Comment la foi inspire-t-elle vos engagements?
“Pendant un séjour à Kinshasa, je participe systématiquement aux laudes, les prières de l’aurore, chez les Frères de la Charité. Grâce à ce moment matinal d’intériorisation, j’entame bien ma journée. Dans  d’autres lieux, je trouve un moment de méditation avec mon livret de psaumes qui m’accompagne partout. Il m’est déjà arrivé de fêter l’Eucharistie dans les lieux les plus inattendus. C’est ainsi que j’ai été amené à la messe à Téhéran, grâce à un contact cordial avec le Ministre de la Santé de l’époque, juste après la révolution iranienne. Une illustration de l’accueil tolérant et ouvert qui est réservé aux chrétiens lorsqu’ils répandent leurs convictions humblement mais avec sincérité. La force de notre foi se cache résolument dans notre témoignage. ”

Est-ce que votre famille représente aussi une source de force?
“Mon épouse et mes enfants soutiennent inconditionnellement mes initiatives. Leur soutien est indispensable, surtout à cause de mes absences nombreuses, imprévisibles et de longue durée.”

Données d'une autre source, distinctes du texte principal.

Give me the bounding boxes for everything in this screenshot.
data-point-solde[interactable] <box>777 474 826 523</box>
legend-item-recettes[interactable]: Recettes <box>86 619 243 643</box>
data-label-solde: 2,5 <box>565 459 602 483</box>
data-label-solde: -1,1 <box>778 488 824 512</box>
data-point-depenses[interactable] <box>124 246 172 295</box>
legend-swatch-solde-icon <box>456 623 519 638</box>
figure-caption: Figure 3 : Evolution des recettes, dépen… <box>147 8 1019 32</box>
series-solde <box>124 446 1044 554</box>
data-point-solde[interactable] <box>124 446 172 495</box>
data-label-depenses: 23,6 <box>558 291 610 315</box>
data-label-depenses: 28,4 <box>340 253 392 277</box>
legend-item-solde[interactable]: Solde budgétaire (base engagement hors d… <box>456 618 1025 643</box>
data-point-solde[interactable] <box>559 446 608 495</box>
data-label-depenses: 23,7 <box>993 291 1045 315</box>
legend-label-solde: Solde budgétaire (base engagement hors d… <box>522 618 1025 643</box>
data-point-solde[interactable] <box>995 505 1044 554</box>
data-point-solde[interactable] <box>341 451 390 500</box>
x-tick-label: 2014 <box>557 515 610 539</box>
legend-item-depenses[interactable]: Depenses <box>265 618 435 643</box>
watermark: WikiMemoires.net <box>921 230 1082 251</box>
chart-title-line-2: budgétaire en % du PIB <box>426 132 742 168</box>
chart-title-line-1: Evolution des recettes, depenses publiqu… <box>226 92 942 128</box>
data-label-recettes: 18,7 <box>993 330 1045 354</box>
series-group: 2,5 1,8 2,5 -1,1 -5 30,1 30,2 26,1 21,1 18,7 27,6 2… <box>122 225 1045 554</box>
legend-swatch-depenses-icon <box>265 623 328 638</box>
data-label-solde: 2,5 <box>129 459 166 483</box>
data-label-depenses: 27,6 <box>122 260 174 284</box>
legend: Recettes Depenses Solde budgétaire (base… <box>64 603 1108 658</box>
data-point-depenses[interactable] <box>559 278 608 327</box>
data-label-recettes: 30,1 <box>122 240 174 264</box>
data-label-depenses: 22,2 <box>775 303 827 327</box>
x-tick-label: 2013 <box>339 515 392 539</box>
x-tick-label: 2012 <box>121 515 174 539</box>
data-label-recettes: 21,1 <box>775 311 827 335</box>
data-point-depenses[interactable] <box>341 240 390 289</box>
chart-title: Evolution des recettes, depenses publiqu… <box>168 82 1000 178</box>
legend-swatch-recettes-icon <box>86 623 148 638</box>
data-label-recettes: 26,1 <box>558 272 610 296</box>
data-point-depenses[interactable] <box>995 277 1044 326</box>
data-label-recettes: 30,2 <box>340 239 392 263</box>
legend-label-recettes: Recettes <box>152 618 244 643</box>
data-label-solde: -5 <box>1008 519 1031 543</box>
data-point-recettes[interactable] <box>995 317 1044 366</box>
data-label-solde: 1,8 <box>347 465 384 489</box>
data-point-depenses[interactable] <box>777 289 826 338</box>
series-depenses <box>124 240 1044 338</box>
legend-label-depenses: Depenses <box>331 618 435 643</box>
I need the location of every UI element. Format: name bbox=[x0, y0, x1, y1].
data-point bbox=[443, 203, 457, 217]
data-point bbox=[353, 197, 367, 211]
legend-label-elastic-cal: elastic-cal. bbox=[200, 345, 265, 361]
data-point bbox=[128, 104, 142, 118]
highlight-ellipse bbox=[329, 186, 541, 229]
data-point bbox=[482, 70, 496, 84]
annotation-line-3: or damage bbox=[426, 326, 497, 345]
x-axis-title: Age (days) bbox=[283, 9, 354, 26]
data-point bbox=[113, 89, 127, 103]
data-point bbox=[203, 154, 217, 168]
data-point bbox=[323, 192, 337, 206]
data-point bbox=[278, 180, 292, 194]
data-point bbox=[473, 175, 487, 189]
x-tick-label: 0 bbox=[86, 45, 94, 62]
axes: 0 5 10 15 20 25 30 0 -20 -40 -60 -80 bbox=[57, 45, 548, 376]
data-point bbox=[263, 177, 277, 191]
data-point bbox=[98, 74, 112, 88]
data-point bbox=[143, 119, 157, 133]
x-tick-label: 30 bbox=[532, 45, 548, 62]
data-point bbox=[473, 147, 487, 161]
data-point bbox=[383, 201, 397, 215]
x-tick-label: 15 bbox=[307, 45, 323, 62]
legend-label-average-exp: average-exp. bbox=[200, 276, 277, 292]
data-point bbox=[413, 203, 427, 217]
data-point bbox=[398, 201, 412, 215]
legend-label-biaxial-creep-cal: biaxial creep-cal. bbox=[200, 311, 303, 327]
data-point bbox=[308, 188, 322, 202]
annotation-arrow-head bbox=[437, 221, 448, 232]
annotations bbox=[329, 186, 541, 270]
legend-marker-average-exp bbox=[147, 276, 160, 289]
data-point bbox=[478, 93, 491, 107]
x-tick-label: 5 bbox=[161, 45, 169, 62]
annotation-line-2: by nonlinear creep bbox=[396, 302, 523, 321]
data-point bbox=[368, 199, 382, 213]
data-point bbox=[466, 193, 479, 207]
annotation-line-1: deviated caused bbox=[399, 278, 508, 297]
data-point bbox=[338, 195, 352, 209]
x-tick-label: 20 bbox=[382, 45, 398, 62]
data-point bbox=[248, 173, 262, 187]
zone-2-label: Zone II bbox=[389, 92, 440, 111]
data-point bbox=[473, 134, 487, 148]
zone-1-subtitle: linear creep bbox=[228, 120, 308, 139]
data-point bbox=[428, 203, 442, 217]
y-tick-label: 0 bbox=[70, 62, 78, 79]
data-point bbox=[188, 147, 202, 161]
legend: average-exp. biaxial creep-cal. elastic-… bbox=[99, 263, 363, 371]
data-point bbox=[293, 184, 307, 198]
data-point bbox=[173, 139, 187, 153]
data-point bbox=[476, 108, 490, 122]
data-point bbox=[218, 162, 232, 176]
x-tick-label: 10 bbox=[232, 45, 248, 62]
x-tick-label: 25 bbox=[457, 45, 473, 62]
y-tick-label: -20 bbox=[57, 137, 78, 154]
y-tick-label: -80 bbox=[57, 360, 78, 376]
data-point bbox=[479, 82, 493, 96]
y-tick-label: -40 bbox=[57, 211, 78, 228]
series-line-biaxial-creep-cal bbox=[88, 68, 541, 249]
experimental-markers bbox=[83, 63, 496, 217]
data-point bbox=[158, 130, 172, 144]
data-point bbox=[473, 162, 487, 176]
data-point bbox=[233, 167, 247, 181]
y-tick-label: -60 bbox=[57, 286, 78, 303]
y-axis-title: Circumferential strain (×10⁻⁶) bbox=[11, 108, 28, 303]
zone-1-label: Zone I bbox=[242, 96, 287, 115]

Votre première épouse est décédée des suites d’une longue maladie. Est-ce que dans ce chemin de souffrance vous ne vous êtes jamais écarté de la voie de la foi ?
“Feu Herman Servotte (voir Tertio n° 728 du 22/01) nous a aidés à l’époque à rester dans le droit chemin.  Grâce à des entretiens profonds avec ce prêtre-professeur, notre foi n’a fait que s’ancrer plus profondément pendant les moments de crise personnels.  L’Evangile de Luc et la parabole du fils prodigue nous ont apporté une consolation à mon épouse et moi-même. Il est évident que la perte de son épouse amène des moments de grand doute. Mais je sais que notre au-revoir  ne constitue pas un point final. Elle est partie pour une autre destination, mais je ne doute pas un instant de son arrivée à bon port.”

“La foi  ne fait que s’ancrer plus profondément pendant les moments de crise personnels.”

Vous participez à des vacances en famille pour croyants à Chandolin. Quelles nourritures spirituelles trouvez-vous dans les montagnes suisses ?
 “Cette initiative de l’évêché de Gand donne une paix, une confiance, et la force de continuer son chemin. Je trouve leur offre de formation et de réflexion d’une qualité particulièrement élevée, avec entre autres des interventions du théologien de pastorale Marc Steen. La  solidarité entre les participants est particulièrement forte aussi. Une de mes filles, par exemple, a pu franchir une montagne malgré un problème orthopédique, grâce à des jeunes de son âge qui l’ont poussée jusqu’en haut.  La garde des enfants est taillée sur mesure, et leur accompagnement est franchement exceptionnel. Personnellement, je vis tous les contacts avec des compagnons de foi engagés, comme très rafraîchissants.  Mes tâches quotidiennes  évoquent l’étonnement dans certains milieux, mais à Chandolin, tout le monde trouve un tel engagement absolument normal.”